Да, в аристократических кругах — он знал об этом и, бывало, раздражался, а потом стал даже чуть не вызывающе гордиться этим — его считали мещанином: не дворянином, не семинаристом, не купцом или кем-либо иным, а мещанином, то есть человеком из городской массы, но, однако же, и почитали за счастье принимать его у себя.
Частую гостью Штакеншнейдеров, Анну Павловну Философову — эту светскую красавицу с профилем камеи, — хоть и дерзил ей нередко, почитал и любил он не за один только ее профиль, конечно. Жена главного военного прокурора, она чуть не открыто высказывалась в таком роде: «Я ненавижу наше теперешнее правительство — это шайка разбойников, которая губит Россию». У нее скрывалась после суда Вера Засулич, с ее именем связывали побег Кропоткина, она была одной из учредительниц «Высших женских курсов», председательницей «Общества дешевых квартир и других пособий нуждающимся», возглавляла «Комитет помощи голодающим Самарской губернии». О ней говорили как о человеке, обладающем талантом гражданственности.
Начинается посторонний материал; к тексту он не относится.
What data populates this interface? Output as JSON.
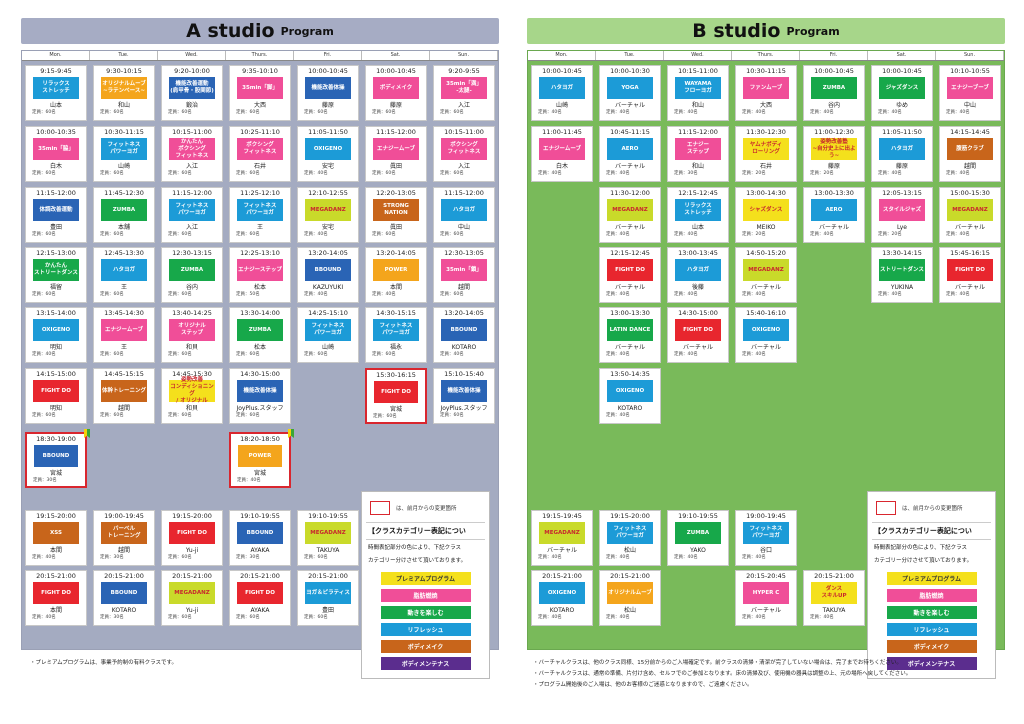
{
  "days": [
    "Mon.",
    "Tue.",
    "Wed.",
    "Thurs.",
    "Fri.",
    "Sat.",
    "Sun."
  ],
  "studio_a": {
    "title_big": "A studio",
    "title_small": "Program",
    "cells": [
      {
        "d": 0,
        "r": 0,
        "time": "9:15-9:45",
        "cls": "リラックス\nストレッチ",
        "color": "#1c9bd7",
        "inst": "山本",
        "cap": "定員：60名"
      },
      {
        "d": 1,
        "r": 0,
        "time": "9:30-10:15",
        "cls": "オリジナルムーブ\n~ラテンベース~",
        "color": "#f4a51c",
        "inst": "和山",
        "cap": "定員：60名"
      },
      {
        "d": 2,
        "r": 0,
        "time": "9:20-10:00",
        "cls": "機能改善運動\n(肩甲骨・股関節)",
        "color": "#2a64b5",
        "inst": "鍛治",
        "cap": "定員：60名"
      },
      {
        "d": 3,
        "r": 0,
        "time": "9:35-10:10",
        "cls": "35min「脚」",
        "color": "#f04e98",
        "inst": "大西",
        "cap": "定員：60名"
      },
      {
        "d": 4,
        "r": 0,
        "time": "10:00-10:45",
        "cls": "機能改善体操",
        "color": "#2a64b5",
        "inst": "藤原",
        "cap": "定員：60名"
      },
      {
        "d": 5,
        "r": 0,
        "time": "10:00-10:45",
        "cls": "ボディメイク",
        "color": "#f04e98",
        "inst": "藤原",
        "cap": "定員：60名"
      },
      {
        "d": 6,
        "r": 0,
        "time": "9:20-9:55",
        "cls": "35min「満」\n-太腿-",
        "color": "#f04e98",
        "inst": "入江",
        "cap": "定員：60名"
      },
      {
        "d": 0,
        "r": 1,
        "time": "10:00-10:35",
        "cls": "35min「脇」",
        "color": "#f04e98",
        "inst": "白木",
        "cap": "定員：60名"
      },
      {
        "d": 1,
        "r": 1,
        "time": "10:30-11:15",
        "cls": "フィットネス\nパワーヨガ",
        "color": "#1c9bd7",
        "inst": "山崎",
        "cap": "定員：60名"
      },
      {
        "d": 2,
        "r": 1,
        "time": "10:15-11:00",
        "cls": "かんたん\nボクシング\nフィットネス",
        "color": "#f04e98",
        "inst": "入江",
        "cap": "定員：60名"
      },
      {
        "d": 3,
        "r": 1,
        "time": "10:25-11:10",
        "cls": "ボクシング\nフィットネス",
        "color": "#f04e98",
        "inst": "石井",
        "cap": "定員：60名"
      },
      {
        "d": 4,
        "r": 1,
        "time": "11:05-11:50",
        "cls": "OXIGENO",
        "color": "#1c9bd7",
        "inst": "安宅",
        "cap": "定員：40名"
      },
      {
        "d": 5,
        "r": 1,
        "time": "11:15-12:00",
        "cls": "エナジームーブ",
        "color": "#f04e98",
        "inst": "眞田",
        "cap": "定員：60名"
      },
      {
        "d": 6,
        "r": 1,
        "time": "10:15-11:00",
        "cls": "ボクシング\nフィットネス",
        "color": "#f04e98",
        "inst": "入江",
        "cap": "定員：60名"
      },
      {
        "d": 0,
        "r": 2,
        "time": "11:15-12:00",
        "cls": "体調改善運動",
        "color": "#2a64b5",
        "inst": "豊田",
        "cap": "定員：60名"
      },
      {
        "d": 1,
        "r": 2,
        "time": "11:45-12:30",
        "cls": "ZUMBA",
        "color": "#17a84a",
        "inst": "本舗",
        "cap": "定員：60名"
      },
      {
        "d": 2,
        "r": 2,
        "time": "11:15-12:00",
        "cls": "フィットネス\nパワーヨガ",
        "color": "#1c9bd7",
        "inst": "入江",
        "cap": "定員：60名"
      },
      {
        "d": 3,
        "r": 2,
        "time": "11:25-12:10",
        "cls": "フィットネス\nパワーヨガ",
        "color": "#1c9bd7",
        "inst": "王",
        "cap": "定員：60名"
      },
      {
        "d": 4,
        "r": 2,
        "time": "12:10-12:55",
        "cls": "MEGADANZ",
        "color": "#c9da2a",
        "inst": "安宅",
        "cap": "定員：40名"
      },
      {
        "d": 5,
        "r": 2,
        "time": "12:20-13:05",
        "cls": "STRONG\nNATION",
        "color": "#c8651b",
        "inst": "眞田",
        "cap": "定員：60名"
      },
      {
        "d": 6,
        "r": 2,
        "time": "11:15-12:00",
        "cls": "ハタヨガ",
        "color": "#1c9bd7",
        "inst": "中山",
        "cap": "定員：60名"
      },
      {
        "d": 0,
        "r": 3,
        "time": "12:15-13:00",
        "cls": "かんたん\nストリートダンス",
        "color": "#17a84a",
        "inst": "福留",
        "cap": "定員：60名"
      },
      {
        "d": 1,
        "r": 3,
        "time": "12:45-13:30",
        "cls": "ハタヨガ",
        "color": "#1c9bd7",
        "inst": "王",
        "cap": "定員：60名"
      },
      {
        "d": 2,
        "r": 3,
        "time": "12:30-13:15",
        "cls": "ZUMBA",
        "color": "#17a84a",
        "inst": "谷内",
        "cap": "定員：60名"
      },
      {
        "d": 3,
        "r": 3,
        "time": "12:25-13:10",
        "cls": "エナジーステップ",
        "color": "#f04e98",
        "inst": "松本",
        "cap": "定員：50名"
      },
      {
        "d": 4,
        "r": 3,
        "time": "13:20-14:05",
        "cls": "BBOUND",
        "color": "#2a64b5",
        "inst": "KAZUYUKI",
        "cap": "定員：40名"
      },
      {
        "d": 5,
        "r": 3,
        "time": "13:20-14:05",
        "cls": "POWER",
        "color": "#f4a51c",
        "inst": "本間",
        "cap": "定員：40名"
      },
      {
        "d": 6,
        "r": 3,
        "time": "12:30-13:05",
        "cls": "35min「鎖」",
        "color": "#f04e98",
        "inst": "越間",
        "cap": "定員：60名"
      },
      {
        "d": 0,
        "r": 4,
        "time": "13:15-14:00",
        "cls": "OXIGENO",
        "color": "#1c9bd7",
        "inst": "明知",
        "cap": "定員：40名"
      },
      {
        "d": 1,
        "r": 4,
        "time": "13:45-14:30",
        "cls": "エナジームーブ",
        "color": "#f04e98",
        "inst": "王",
        "cap": "定員：60名"
      },
      {
        "d": 2,
        "r": 4,
        "time": "13:40-14:25",
        "cls": "オリジナル\nステップ",
        "color": "#f04e98",
        "inst": "和貝",
        "cap": "定員：60名"
      },
      {
        "d": 3,
        "r": 4,
        "time": "13:30-14:00",
        "cls": "ZUMBA",
        "color": "#17a84a",
        "inst": "松本",
        "cap": "定員：60名"
      },
      {
        "d": 4,
        "r": 4,
        "time": "14:25-15:10",
        "cls": "フィットネス\nパワーヨガ",
        "color": "#1c9bd7",
        "inst": "山崎",
        "cap": "定員：60名"
      },
      {
        "d": 5,
        "r": 4,
        "time": "14:30-15:15",
        "cls": "フィットネス\nパワーヨガ",
        "color": "#1c9bd7",
        "inst": "福永",
        "cap": "定員：60名"
      },
      {
        "d": 6,
        "r": 4,
        "time": "13:20-14:05",
        "cls": "BBOUND",
        "color": "#2a64b5",
        "inst": "KOTARO",
        "cap": "定員：40名"
      },
      {
        "d": 0,
        "r": 5,
        "time": "14:15-15:00",
        "cls": "FIGHT DO",
        "color": "#e8262e",
        "inst": "明知",
        "cap": "定員：60名"
      },
      {
        "d": 1,
        "r": 5,
        "time": "14:45-15:15",
        "cls": "体幹トレーニング",
        "color": "#c8651b",
        "inst": "越間",
        "cap": "定員：60名"
      },
      {
        "d": 2,
        "r": 5,
        "time": "14:45-15:30",
        "cls": "姿勢改善\nコンディショニング\n/ オリジナル",
        "color": "#f4e01c",
        "inst": "和貝",
        "cap": "定員：60名"
      },
      {
        "d": 3,
        "r": 5,
        "time": "14:30-15:00",
        "cls": "機能改善体操",
        "color": "#2a64b5",
        "inst": "JoyPlus.スタッフ",
        "cap": "定員：60名"
      },
      {
        "d": 5,
        "r": 5,
        "time": "15:30-16:15",
        "cls": "FIGHT DO",
        "color": "#e8262e",
        "inst": "宮城",
        "cap": "定員：60名",
        "hl": true
      },
      {
        "d": 6,
        "r": 5,
        "time": "15:10-15:40",
        "cls": "機能改善体操",
        "color": "#2a64b5",
        "inst": "JoyPlus.スタッフ",
        "cap": "定員：60名"
      },
      {
        "d": 0,
        "r": 6,
        "time": "18:30-19:00",
        "cls": "BBOUND",
        "color": "#2a64b5",
        "inst": "宮城",
        "cap": "定員：30名",
        "hl": true,
        "beg": true
      },
      {
        "d": 3,
        "r": 6,
        "time": "18:20-18:50",
        "cls": "POWER",
        "color": "#f4a51c",
        "inst": "宮城",
        "cap": "定員：40名",
        "hl": true,
        "beg": true
      },
      {
        "d": 0,
        "r": 7,
        "time": "19:15-20:00",
        "cls": "XSS",
        "color": "#c8651b",
        "inst": "本間",
        "cap": "定員：40名"
      },
      {
        "d": 1,
        "r": 7,
        "time": "19:00-19:45",
        "cls": "バーベル\nトレーニング",
        "color": "#c8651b",
        "inst": "越間",
        "cap": "定員：30名"
      },
      {
        "d": 2,
        "r": 7,
        "time": "19:15-20:00",
        "cls": "FIGHT DO",
        "color": "#e8262e",
        "inst": "Yu-ji",
        "cap": "定員：60名"
      },
      {
        "d": 3,
        "r": 7,
        "time": "19:10-19:55",
        "cls": "BBOUND",
        "color": "#2a64b5",
        "inst": "AYAKA",
        "cap": "定員：30名"
      },
      {
        "d": 4,
        "r": 7,
        "time": "19:10-19:55",
        "cls": "MEGADANZ",
        "color": "#c9da2a",
        "inst": "TAKUYA",
        "cap": "定員：60名"
      },
      {
        "d": 0,
        "r": 8,
        "time": "20:15-21:00",
        "cls": "FIGHT DO",
        "color": "#e8262e",
        "inst": "本間",
        "cap": "定員：40名"
      },
      {
        "d": 1,
        "r": 8,
        "time": "20:15-21:00",
        "cls": "BBOUND",
        "color": "#2a64b5",
        "inst": "KOTARO",
        "cap": "定員：30名"
      },
      {
        "d": 2,
        "r": 8,
        "time": "20:15-21:00",
        "cls": "MEGADANZ",
        "color": "#c9da2a",
        "inst": "Yu-ji",
        "cap": "定員：60名"
      },
      {
        "d": 3,
        "r": 8,
        "time": "20:15-21:00",
        "cls": "FIGHT DO",
        "color": "#e8262e",
        "inst": "AYAKA",
        "cap": "定員：60名"
      },
      {
        "d": 4,
        "r": 8,
        "time": "20:15-21:00",
        "cls": "ヨガ＆ピラティス",
        "color": "#1c9bd7",
        "inst": "豊田",
        "cap": "定員：60名"
      }
    ],
    "legend": {
      "key": "は、前月からの変更箇所",
      "head": "【クラスカテゴリー表記につい",
      "desc": "時間表記部分の色により、下記クラス\nカテゴリー分けさせて頂いております。"
    },
    "footnote": [
      {
        "t": "・プレミアムプログラムは、事業予約制の有料クラスです。",
        "red": false
      }
    ]
  },
  "studio_b": {
    "title_big": "B studio",
    "title_small": "Program",
    "cells": [
      {
        "d": 0,
        "r": 0,
        "time": "10:00-10:45",
        "cls": "ハタヨガ",
        "color": "#1c9bd7",
        "inst": "山崎",
        "cap": "定員：40名"
      },
      {
        "d": 1,
        "r": 0,
        "time": "10:00-10:30",
        "cls": "YOGA",
        "color": "#1c9bd7",
        "inst": "バーチャル",
        "cap": "定員：40名"
      },
      {
        "d": 2,
        "r": 0,
        "time": "10:15-11:00",
        "cls": "WAYAMA\nフローヨガ",
        "color": "#1c9bd7",
        "inst": "和山",
        "cap": "定員：40名"
      },
      {
        "d": 3,
        "r": 0,
        "time": "10:30-11:15",
        "cls": "ファンムーブ",
        "color": "#f04e98",
        "inst": "大西",
        "cap": "定員：40名"
      },
      {
        "d": 4,
        "r": 0,
        "time": "10:00-10:45",
        "cls": "ZUMBA",
        "color": "#17a84a",
        "inst": "谷内",
        "cap": "定員：40名"
      },
      {
        "d": 5,
        "r": 0,
        "time": "10:00-10:45",
        "cls": "ジャズダンス",
        "color": "#17a84a",
        "inst": "ゆめ",
        "cap": "定員：40名"
      },
      {
        "d": 6,
        "r": 0,
        "time": "10:10-10:55",
        "cls": "エナジーブーブ",
        "color": "#f04e98",
        "inst": "中山",
        "cap": "定員：40名"
      },
      {
        "d": 0,
        "r": 1,
        "time": "11:00-11:45",
        "cls": "エナジームーブ",
        "color": "#f04e98",
        "inst": "白木",
        "cap": "定員：40名"
      },
      {
        "d": 1,
        "r": 1,
        "time": "10:45-11:15",
        "cls": "AERO",
        "color": "#1c9bd7",
        "inst": "バーチャル",
        "cap": "定員：40名"
      },
      {
        "d": 2,
        "r": 1,
        "time": "11:15-12:00",
        "cls": "エナジー\nステップ",
        "color": "#f04e98",
        "inst": "和山",
        "cap": "定員：30名"
      },
      {
        "d": 3,
        "r": 1,
        "time": "11:30-12:30",
        "cls": "ヤムナボディ\nローリング",
        "color": "#f4e01c",
        "inst": "石井",
        "cap": "定員：20名"
      },
      {
        "d": 4,
        "r": 1,
        "time": "11:00-12:30",
        "cls": "姿勢改善塾\n~自分史上に出よう~",
        "color": "#f4e01c",
        "inst": "藤原",
        "cap": "定員：20名"
      },
      {
        "d": 5,
        "r": 1,
        "time": "11:05-11:50",
        "cls": "ハタヨガ",
        "color": "#1c9bd7",
        "inst": "藤原",
        "cap": "定員：40名"
      },
      {
        "d": 6,
        "r": 1,
        "time": "14:15-14:45",
        "cls": "腹筋クラブ",
        "color": "#c8651b",
        "inst": "越間",
        "cap": "定員：40名"
      },
      {
        "d": 1,
        "r": 2,
        "time": "11:30-12:00",
        "cls": "MEGADANZ",
        "color": "#c9da2a",
        "inst": "バーチャル",
        "cap": "定員：40名"
      },
      {
        "d": 2,
        "r": 2,
        "time": "12:15-12:45",
        "cls": "リラックス\nストレッチ",
        "color": "#1c9bd7",
        "inst": "山本",
        "cap": "定員：40名"
      },
      {
        "d": 3,
        "r": 2,
        "time": "13:00-14:30",
        "cls": "シャズダンス",
        "color": "#f4e01c",
        "inst": "MEIKO",
        "cap": "定員：20名"
      },
      {
        "d": 4,
        "r": 2,
        "time": "13:00-13:30",
        "cls": "AERO",
        "color": "#1c9bd7",
        "inst": "バーチャル",
        "cap": "定員：40名"
      },
      {
        "d": 5,
        "r": 2,
        "time": "12:05-13:15",
        "cls": "スタイルジャズ",
        "color": "#f04e98",
        "inst": "Lye",
        "cap": "定員：20名"
      },
      {
        "d": 6,
        "r": 2,
        "time": "15:00-15:30",
        "cls": "MEGADANZ",
        "color": "#c9da2a",
        "inst": "バーチャル",
        "cap": "定員：40名"
      },
      {
        "d": 1,
        "r": 3,
        "time": "12:15-12:45",
        "cls": "FIGHT DO",
        "color": "#e8262e",
        "inst": "バーチャル",
        "cap": "定員：40名"
      },
      {
        "d": 2,
        "r": 3,
        "time": "13:00-13:45",
        "cls": "ハタヨガ",
        "color": "#1c9bd7",
        "inst": "後藤",
        "cap": "定員：40名"
      },
      {
        "d": 3,
        "r": 3,
        "time": "14:50-15:20",
        "cls": "MEGADANZ",
        "color": "#c9da2a",
        "inst": "バーチャル",
        "cap": "定員：40名"
      },
      {
        "d": 5,
        "r": 3,
        "time": "13:30-14:15",
        "cls": "ストリートダンス",
        "color": "#17a84a",
        "inst": "YUKINA",
        "cap": "定員：40名"
      },
      {
        "d": 6,
        "r": 3,
        "time": "15:45-16:15",
        "cls": "FIGHT DO",
        "color": "#e8262e",
        "inst": "バーチャル",
        "cap": "定員：40名"
      },
      {
        "d": 1,
        "r": 4,
        "time": "13:00-13:30",
        "cls": "LATIN DANCE",
        "color": "#17a84a",
        "inst": "バーチャル",
        "cap": "定員：40名"
      },
      {
        "d": 2,
        "r": 4,
        "time": "14:30-15:00",
        "cls": "FIGHT DO",
        "color": "#e8262e",
        "inst": "バーチャル",
        "cap": "定員：40名"
      },
      {
        "d": 3,
        "r": 4,
        "time": "15:40-16:10",
        "cls": "OXIGENO",
        "color": "#1c9bd7",
        "inst": "バーチャル",
        "cap": "定員：40名"
      },
      {
        "d": 1,
        "r": 5,
        "time": "13:50-14:35",
        "cls": "OXIGENO",
        "color": "#1c9bd7",
        "inst": "KOTARO",
        "cap": "定員：40名"
      },
      {
        "d": 0,
        "r": 7,
        "time": "19:15-19:45",
        "cls": "MEGADANZ",
        "color": "#c9da2a",
        "inst": "バーチャル",
        "cap": "定員：40名"
      },
      {
        "d": 1,
        "r": 7,
        "time": "19:15-20:00",
        "cls": "フィットネス\nパワーヨガ",
        "color": "#1c9bd7",
        "inst": "松山",
        "cap": "定員：40名"
      },
      {
        "d": 2,
        "r": 7,
        "time": "19:10-19:55",
        "cls": "ZUMBA",
        "color": "#17a84a",
        "inst": "YAKO",
        "cap": "定員：40名"
      },
      {
        "d": 3,
        "r": 7,
        "time": "19:00-19:45",
        "cls": "フィットネス\nパワーヨガ",
        "color": "#1c9bd7",
        "inst": "谷口",
        "cap": "定員：40名"
      },
      {
        "d": 0,
        "r": 8,
        "time": "20:15-21:00",
        "cls": "OXIGENO",
        "color": "#1c9bd7",
        "inst": "KOTARO",
        "cap": "定員：40名"
      },
      {
        "d": 1,
        "r": 8,
        "time": "20:15-21:00",
        "cls": "オリジナルムーブ",
        "color": "#f4a51c",
        "inst": "松山",
        "cap": "定員：40名"
      },
      {
        "d": 3,
        "r": 8,
        "time": "20:15-20:45",
        "cls": "HYPER C",
        "color": "#f04e98",
        "inst": "バーチャル",
        "cap": "定員：40名"
      },
      {
        "d": 4,
        "r": 8,
        "time": "20:15-21:00",
        "cls": "ダンス\nスキルUP",
        "color": "#f4e01c",
        "inst": "TAKUYA",
        "cap": "定員：40名"
      }
    ],
    "legend": {
      "key": "は、前月からの変更箇所",
      "head": "【クラスカテゴリー表記につい",
      "desc": "時間表記部分の色により、下記クラス\nカテゴリー分けさせて頂いております。"
    },
    "footnote": [
      {
        "t": "・バーチャルクラスは、他のクラス同様、15分前からのご入場確定です。前クラスの清掃・清潔が完了していない場合は、完了までお待ちください。",
        "red": false
      },
      {
        "t": "・バーチャルクラスは、通常の準備、片付け含め、セルフでのご参加となります。床の清掃及び、使用機の器具は調整の上、元の場所へ戻してください。",
        "red": false
      },
      {
        "t": "・プログラム開始後のご入場は、他のお客様のご迷惑となりますので、ご遠慮ください。",
        "red": false
      }
    ]
  },
  "categories": [
    {
      "label": "プレミアムプログラム",
      "bg": "#f4e01c",
      "fg": "#333"
    },
    {
      "label": "脂肪燃焼",
      "bg": "#f04e98",
      "fg": "#fff"
    },
    {
      "label": "動きを楽しむ",
      "bg": "#17a84a",
      "fg": "#fff"
    },
    {
      "label": "リフレッシュ",
      "bg": "#1c9bd7",
      "fg": "#fff"
    },
    {
      "label": "ボディメイク",
      "bg": "#c8651b",
      "fg": "#fff"
    },
    {
      "label": "ボディメンテナス",
      "bg": "#5b2d8e",
      "fg": "#fff"
    }
  ]
}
Анна Павловна хоть и сердилась на Федора Михайловича за его дерзости и поругивала за «Бесов» и за его «фанатичную» религиозность, но вместе с тем и почитала «своим нравственным духовником». Федор же Михайлович убеждал ее в том, что она-то и есть истинная христианка, только стыдится себе в этом сознаться, потому как побаивается, что быть христианкой — нелиберально.
Рассказывали про нее: однажды опаздывала с мужем на придворный прием и бал; Анна Павловна, хоть и одетая уже в черное бархатное платье с букетом анютиных глазок, — «как у Анны Карениной» — все еще никак не могла решить, какой диадемой украсить свою прическу, — как вдруг в их квартире появился какой-то явно не аристократический тип и, задыхаясь, доложил, что в одной из дешевых ночлежек для бедных обварили нечаянно ребенка, — мать голосит, а доктора позвать — нет денег... Анна Павловна, не раздумывая ни секунды, как была в бальном платье, оставив собственный экипаж мужу, крикнула извозчика и помчалась сначала за доктором, потом в ночлежку.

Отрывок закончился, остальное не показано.